Pump.fun traders have moved back into profit for the first time since May 2024, marking one of the clearest signs that Solana’s memecoin launchpad market has changed after last year’s heavy retail washout.
A Pump.fun trader profitability breakdown found that 50.08% of active wallets with exited positions were profitable in January 2026. The share then rose to 56.83% in February, 70.00% in March, and 73.28% in April. That April reading was the strongest month in the dataset, with 2.30 million profitable wallets versus 839,552 losing wallets.

The shift is striking because losing wallets dominated most of the platform’s earlier cycle. From April 2024 through late 2025, the share of profitable traders rarely moved above 50% and dropped as low as 30.08% in June 2025. That period matched the more brutal side of the memecoin boom, when fast launches, low-liquidity tokens, sniping, copycat coins, and short-lived narratives made retail profitability difficult.
The April breakdown also shows that profitability does not mean most wallets made life-changing money. Of the 3.14 million active wallets tracked for April, about 2.05 million made between $1 and $500. Another 87,127 wallets made between $500 and $1,000, while 168,795 wallets made more than $1,000.
Losses were also concentrated in smaller tiers. About 792,724 wallets lost between $1 and $500, while 22,290 lost between $500 and $1,000. Another 24,538 wallets lost more than $1,000.
That distribution fits the nature of Pump.fun’s memecoin model: many wallets trade small positions across fast-moving tokens rather than holding large, concentrated positions. PumpSwap’s native AMM layer has also changed the post-bonding-curve trading path, making Pump.fun’s Solana market structure more important for understanding where liquidity goes after launches graduate.
The profitability rebound should not be read as proof that Pump.fun has become easy money. The dataset measures realized PnL, which means it excludes wallets still holding tokens that may have collapsed in value but were never sold. It also nets buy and sell flows at the wallet level across all tokens, so a wallet can look profitable for the month even if it still holds losing positions elsewhere.
Bot and wash-trading activity was not filtered out, which can inflate wallet counts and trading volume. Pricing can also be distorted for short-lived and illiquid Solana memecoins, especially when USD values are stale or incomplete. Those limits matter because Pump.fun activity often happens in the thinnest part of the crypto market, where execution speed and liquidity access can matter more than the token story itself.
The stronger signal is not that every retail trader is suddenly winning. It is that the weakest part of the 2025 crowd appears to have thinned out. Monthly active wallets peaked near 5.26 million in May 2025 and fell to 1.79 million by December before recovering in early 2026. A smaller, more selective trader base can naturally produce a higher profitability share if inexperienced participants leave and more disciplined wallets remain.

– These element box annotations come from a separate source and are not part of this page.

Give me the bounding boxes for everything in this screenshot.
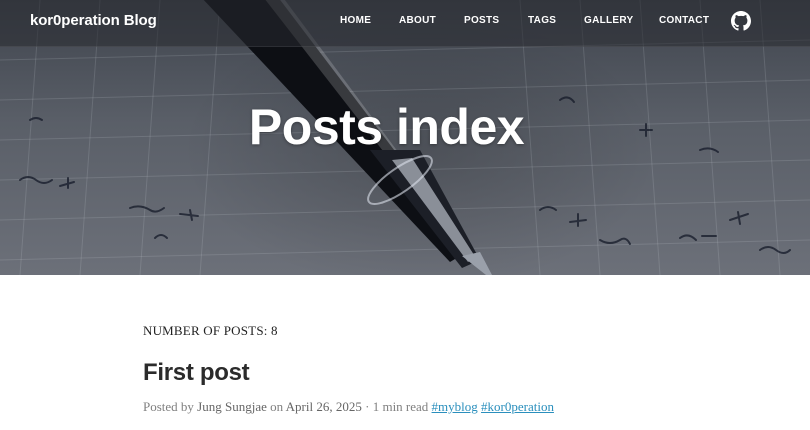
nav-posts[interactable]: POSTS <box>464 15 499 26</box>
page-title: Posts index <box>248 99 525 155</box>
post-meta: Posted by Jung Sungjae on April 26, 2025… <box>143 399 554 415</box>
post-read-time: · 1 min read <box>365 399 429 414</box>
nav-contact[interactable]: CONTACT <box>659 15 709 26</box>
github-icon[interactable] <box>731 11 751 31</box>
navbar: kor0peration Blog HOME ABOUT POSTS TAGS … <box>0 0 810 47</box>
post-author: Jung Sungjae <box>197 399 267 414</box>
tag-link-myblog[interactable]: #myblog <box>432 399 478 414</box>
nav-about[interactable]: ABOUT <box>399 15 436 26</box>
on-label: on <box>270 399 284 414</box>
nav-home[interactable]: HOME <box>340 15 371 26</box>
tag-link-kor0peration[interactable]: #kor0peration <box>481 399 554 414</box>
post-title-link[interactable]: First post <box>143 359 250 387</box>
nav-tags[interactable]: TAGS <box>528 15 556 26</box>
main-content: NUMBER OF POSTS: 8 First post Posted by … <box>0 275 810 430</box>
posted-by-label: Posted by <box>143 399 194 414</box>
posts-count: NUMBER OF POSTS: 8 <box>143 323 278 338</box>
nav-gallery[interactable]: GALLERY <box>584 15 634 26</box>
nav-links: HOME ABOUT POSTS TAGS GALLERY CONTACT <box>0 15 810 29</box>
header-hero: kor0peration Blog HOME ABOUT POSTS TAGS … <box>0 0 810 275</box>
post-date: April 26, 2025 <box>285 399 362 414</box>
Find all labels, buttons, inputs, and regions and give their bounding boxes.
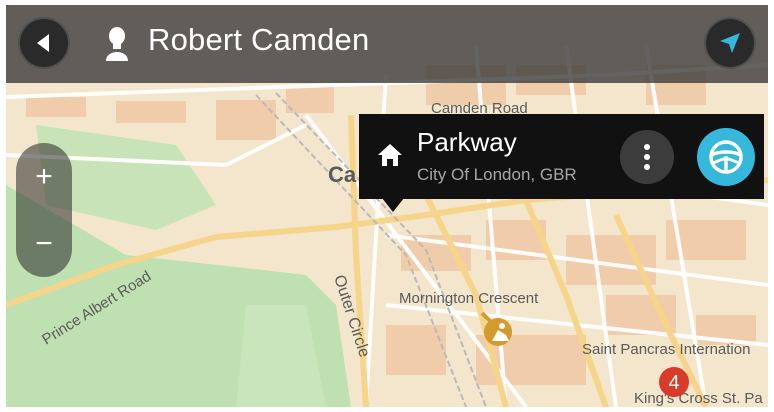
steering-wheel-icon xyxy=(709,140,743,174)
map-label-saint-pancras: Saint Pancras Internation xyxy=(582,341,750,358)
map-screen: Camden Road Ca Prince Albert Road Outer … xyxy=(6,5,768,407)
zoom-controls: + − xyxy=(16,143,72,277)
map-label-mornington-crescent: Mornington Crescent xyxy=(399,290,539,307)
map-label-camden-partial: Ca xyxy=(328,162,357,187)
location-popup[interactable]: Parkway City Of London, GBR xyxy=(359,114,764,199)
more-options-icon xyxy=(644,144,650,170)
contact-person-icon xyxy=(106,27,128,61)
poi-badge-number: 4 xyxy=(668,372,679,394)
place-name: Parkway xyxy=(417,127,517,157)
contact-name: Robert Camden xyxy=(148,22,370,57)
popup-pointer xyxy=(382,198,404,212)
zoom-in-label: + xyxy=(35,159,53,193)
zoom-out-button[interactable]: − xyxy=(16,210,72,277)
poi-badge[interactable]: 4 xyxy=(659,367,689,397)
back-arrow-icon xyxy=(37,34,49,52)
map-label-kings-cross: King's Cross St. Pa xyxy=(634,390,763,407)
more-options-button[interactable] xyxy=(620,130,674,184)
drive-button[interactable] xyxy=(697,128,755,186)
top-bar: Robert Camden xyxy=(6,5,768,83)
home-icon xyxy=(378,144,402,166)
navigation-arrow-icon xyxy=(720,33,740,53)
back-button[interactable] xyxy=(18,17,70,69)
place-address: City Of London, GBR xyxy=(417,165,577,184)
zoom-out-label: − xyxy=(35,226,53,260)
navigation-button[interactable] xyxy=(704,17,756,69)
zoom-in-button[interactable]: + xyxy=(16,143,72,210)
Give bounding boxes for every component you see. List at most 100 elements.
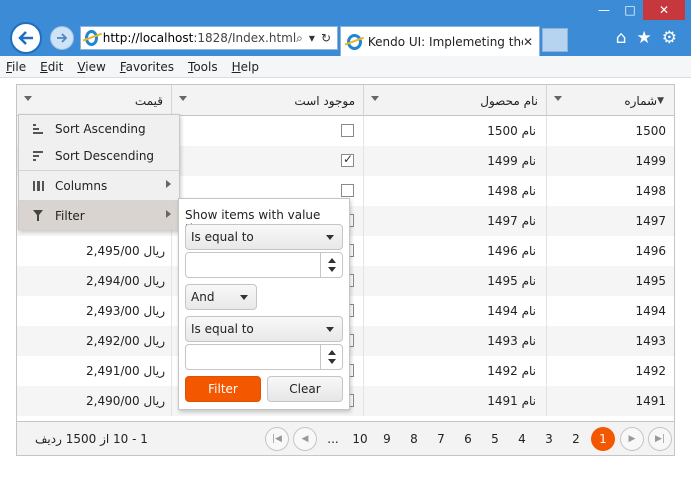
pager-page[interactable]: 6 (456, 427, 480, 451)
menu-filter[interactable]: Filter (19, 201, 179, 230)
grid-pager: |◀ ◀ ... 10 9 8 7 6 5 4 3 2 1 ▶ ▶| 1 - 1… (17, 421, 674, 455)
pager-page[interactable]: 7 (429, 427, 453, 451)
submenu-arrow-icon (166, 180, 171, 188)
close-button[interactable]: ✕ (643, 0, 685, 20)
cell-number: 1494 (546, 296, 674, 326)
sort-desc-icon: ▼ (657, 95, 664, 106)
cell-price: 2,495/00 ریال (86, 244, 165, 258)
minimize-button[interactable]: — (591, 0, 617, 20)
menu-sort-ascending[interactable]: Sort Ascending (19, 115, 179, 142)
menu-bar: File Edit View Favorites Tools Help (0, 56, 691, 78)
spin-down-icon[interactable] (328, 267, 336, 272)
column-menu-icon[interactable] (554, 96, 562, 101)
back-arrow-icon (18, 31, 33, 45)
filter-value-2[interactable] (185, 344, 343, 370)
cell-price: 2,492/00 ریال (86, 334, 165, 348)
filter-value-1[interactable] (185, 252, 343, 278)
cell-number: 1499 (546, 146, 674, 176)
grid-header: ▼ شماره نام محصول موجود است قیمت (17, 85, 674, 116)
header-product-name[interactable]: نام محصول (363, 85, 546, 116)
pager-info: 1 - 10 از 1500 ردیف (35, 432, 148, 446)
tab-close-icon[interactable]: ✕ (523, 35, 533, 49)
column-menu: Sort Ascending Sort Descending Columns F… (18, 114, 180, 230)
pager-page[interactable]: 2 (564, 427, 588, 451)
pager-page[interactable]: 3 (537, 427, 561, 451)
cell-in-stock (171, 146, 363, 176)
menu-edit[interactable]: Edit (40, 60, 63, 74)
sort-descending-icon (31, 149, 45, 163)
clear-button[interactable]: Clear (267, 376, 343, 402)
numeric-spinner[interactable] (320, 345, 342, 369)
browser-chrome: — □ ✕ http://localhost:1828/Index.html ⌕… (0, 0, 691, 56)
cell-number: 1500 (546, 116, 674, 146)
pager-page[interactable]: 4 (510, 427, 534, 451)
spin-up-icon[interactable] (328, 350, 336, 355)
filter-popup: Show items with value that: Is equal to … (178, 198, 350, 410)
maximize-button[interactable]: □ (617, 0, 643, 20)
window-controls: — □ ✕ (591, 0, 685, 22)
cell-price: 2,491/00 ریال (86, 364, 165, 378)
column-menu-icon[interactable] (179, 96, 187, 101)
header-price[interactable]: قیمت (17, 85, 171, 116)
pager-current-page[interactable]: 1 (591, 427, 615, 451)
cell-product-name: نام 1496 (363, 236, 546, 266)
sort-ascending-icon (31, 122, 45, 136)
cell-product-name: نام 1498 (363, 176, 546, 206)
address-bar[interactable]: http://localhost:1828/Index.html ⌕ ▾ ↻ (80, 26, 338, 50)
pager-prev-button[interactable]: ◀ (293, 427, 317, 451)
pager-page-more[interactable]: ... (321, 427, 345, 451)
menu-view[interactable]: View (77, 60, 105, 74)
column-menu-icon[interactable] (371, 96, 379, 101)
spin-down-icon[interactable] (328, 359, 336, 364)
cell-price: 2,494/00 ریال (86, 274, 165, 288)
menu-columns[interactable]: Columns (19, 171, 179, 200)
pager-page[interactable]: 10 (348, 427, 372, 451)
menu-help[interactable]: Help (232, 60, 259, 74)
numeric-spinner[interactable] (320, 253, 342, 277)
pager-next-button[interactable]: ▶ (620, 427, 644, 451)
filter-operator-1[interactable]: Is equal to (185, 224, 343, 250)
favorites-star-icon[interactable]: ★ (637, 28, 652, 48)
filter-button[interactable]: Filter (185, 376, 261, 402)
back-button[interactable] (10, 22, 42, 54)
dropdown-caret-icon (240, 295, 248, 300)
cell-number: 1492 (546, 356, 674, 386)
cell-number: 1493 (546, 326, 674, 356)
dropdown-icon[interactable]: ▾ (309, 31, 315, 46)
pager-first-button[interactable]: |◀ (265, 427, 289, 451)
cell-number: 1495 (546, 266, 674, 296)
pager-page[interactable]: 9 (375, 427, 399, 451)
in-stock-checkbox[interactable] (341, 152, 354, 167)
header-number[interactable]: ▼ شماره (546, 85, 674, 116)
header-in-stock[interactable]: موجود است (171, 85, 363, 116)
cell-product-name: نام 1499 (363, 146, 546, 176)
refresh-icon[interactable]: ↻ (321, 31, 331, 46)
cell-number: 1498 (546, 176, 674, 206)
forward-button[interactable] (50, 26, 74, 50)
menu-favorites[interactable]: Favorites (120, 60, 174, 74)
gear-icon[interactable]: ⚙ (662, 28, 677, 48)
filter-operator-2[interactable]: Is equal to (185, 316, 343, 342)
menu-sort-descending[interactable]: Sort Descending (19, 142, 179, 169)
cell-product-name: نام 1497 (363, 206, 546, 236)
spin-up-icon[interactable] (328, 258, 336, 263)
filter-logic[interactable]: And (185, 284, 257, 310)
pager-last-button[interactable]: ▶| (648, 427, 672, 451)
browser-tab[interactable]: Kendo UI: Implemeting the ... ✕ (340, 26, 540, 56)
menu-tools[interactable]: Tools (188, 60, 218, 74)
menu-file[interactable]: File (6, 60, 26, 74)
in-stock-checkbox[interactable] (341, 184, 354, 197)
forward-arrow-icon (57, 33, 68, 43)
home-icon[interactable]: ⌂ (616, 28, 627, 48)
filter-funnel-icon (31, 209, 45, 223)
column-menu-icon[interactable] (24, 96, 32, 101)
cell-price: 2,490/00 ریال (86, 394, 165, 408)
search-icon[interactable]: ⌕ (296, 31, 303, 46)
pager-page[interactable]: 8 (402, 427, 426, 451)
pager-page[interactable]: 5 (483, 427, 507, 451)
cell-number: 1491 (546, 386, 674, 416)
new-tab-button[interactable] (542, 28, 568, 52)
ie-logo-icon (85, 30, 98, 46)
cell-product-name: نام 1494 (363, 296, 546, 326)
in-stock-checkbox[interactable] (341, 124, 354, 137)
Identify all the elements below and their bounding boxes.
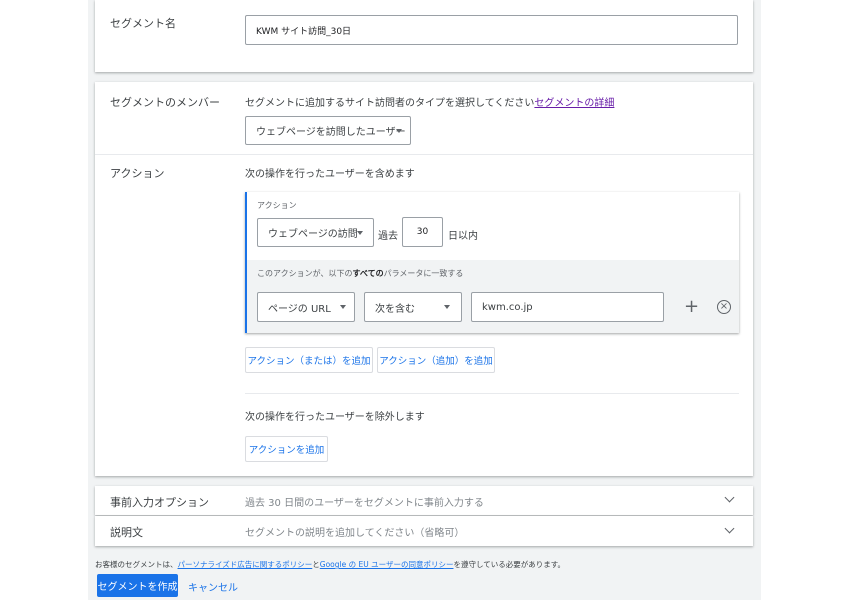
prefill-label: 事前入力オプション — [110, 496, 209, 509]
include-text: 次の操作を行ったユーザーを含めます — [245, 169, 415, 180]
exclude-divider — [245, 393, 739, 394]
plus-icon[interactable]: + — [684, 295, 699, 319]
parameter-field-select[interactable]: ページの URL — [257, 292, 355, 322]
action-type-value: ウェブページの訪問 — [268, 229, 358, 240]
parameter-area: このアクションが、以下のすべてのパラメータに一致する ページの URL 次を含む… — [247, 260, 739, 333]
create-segment-button[interactable]: セグメントを作成 — [97, 574, 178, 597]
eu-consent-policy-link[interactable]: Google の EU ユーザーの同意ポリシー — [320, 560, 454, 569]
chevron-down-icon — [357, 231, 363, 235]
member-type-value: ウェブページを訪問したユーザー — [256, 127, 406, 138]
days-value: 30 — [416, 227, 429, 237]
members-label: セグメントのメンバー — [110, 96, 220, 109]
parameter-value-input[interactable]: kwm.co.jp — [471, 292, 664, 322]
chevron-down-icon — [396, 129, 402, 133]
parameter-value-text: kwm.co.jp — [482, 301, 533, 313]
description-summary: セグメントの説明を追加してください（省略可） — [245, 528, 465, 539]
chevron-down-icon[interactable] — [724, 523, 735, 534]
add-exclude-action-button[interactable]: アクションを追加 — [245, 436, 328, 462]
add-action-and-button[interactable]: アクション（追加）を追加 — [377, 347, 495, 373]
parameter-note: このアクションが、以下のすべてのパラメータに一致する — [257, 269, 464, 278]
description-card[interactable]: 説明文 セグメントの説明を追加してください（省略可） — [95, 516, 753, 546]
parameter-field-value: ページの URL — [268, 303, 331, 315]
segment-name-value: KWM サイト訪問_30日 — [256, 26, 352, 37]
segment-details-link[interactable]: セグメントの詳細 — [534, 98, 614, 109]
add-action-or-button[interactable]: アクション（または）を追加 — [245, 347, 373, 373]
action-label: アクション — [110, 167, 165, 180]
member-type-select[interactable]: ウェブページを訪問したユーザー — [245, 116, 411, 145]
policy-notice: お客様のセグメントは、パーソナライズド広告に関するポリシーとGoogle の E… — [95, 560, 565, 569]
cancel-button[interactable]: キャンセル — [188, 579, 238, 594]
segment-name-card: セグメント名 KWM サイト訪問_30日 — [95, 0, 753, 72]
parameter-operator-value: 次を含む — [375, 303, 415, 315]
segment-name-label: セグメント名 — [110, 17, 176, 30]
prefill-card[interactable]: 事前入力オプション 過去 30 日間のユーザーをセグメントに事前入力する — [95, 486, 753, 515]
segment-name-input[interactable]: KWM サイト訪問_30日 — [245, 15, 738, 45]
section-divider — [95, 154, 753, 155]
prefill-summary: 過去 30 日間のユーザーをセグメントに事前入力する — [245, 498, 484, 509]
action-box-title: アクション — [257, 201, 297, 210]
chevron-down-icon — [444, 305, 450, 309]
description-label: 説明文 — [110, 526, 143, 539]
personalized-ads-policy-link[interactable]: パーソナライズド広告に関するポリシー — [178, 560, 313, 569]
exclude-text: 次の操作を行ったユーザーを除外します — [245, 412, 425, 423]
chevron-down-icon[interactable] — [724, 492, 735, 503]
days-input[interactable]: 30 — [402, 217, 443, 247]
chevron-down-icon — [340, 305, 346, 309]
members-description: セグメントに追加するサイト訪問者のタイプを選択してくださいセグメントの詳細 — [245, 98, 615, 109]
action-box: アクション ウェブページの訪問 過去 30 日以内 このアクションが、以下のすべ… — [245, 192, 739, 333]
past-label: 過去 — [378, 231, 398, 242]
circle-x-icon[interactable]: × — [717, 300, 731, 314]
parameter-operator-select[interactable]: 次を含む — [364, 292, 462, 322]
days-suffix: 日以内 — [448, 231, 478, 242]
segment-members-card: セグメントのメンバー セグメントに追加するサイト訪問者のタイプを選択してください… — [95, 82, 753, 476]
action-type-select[interactable]: ウェブページの訪問 — [257, 218, 374, 247]
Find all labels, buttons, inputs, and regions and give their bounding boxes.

The latest numbers put Pump.fun back in a stronger light, but the memecoin market remains unforgiving. Profitability is improving among realized exits, while unsold bags, bot activity, and token failure risk still sit underneath the surface. For traders, the key change is not that Pump.fun has become safe. It is that the platform’s user base now looks leaner, more selective, and better positioned than it was during the worst of the 2025 drawdown.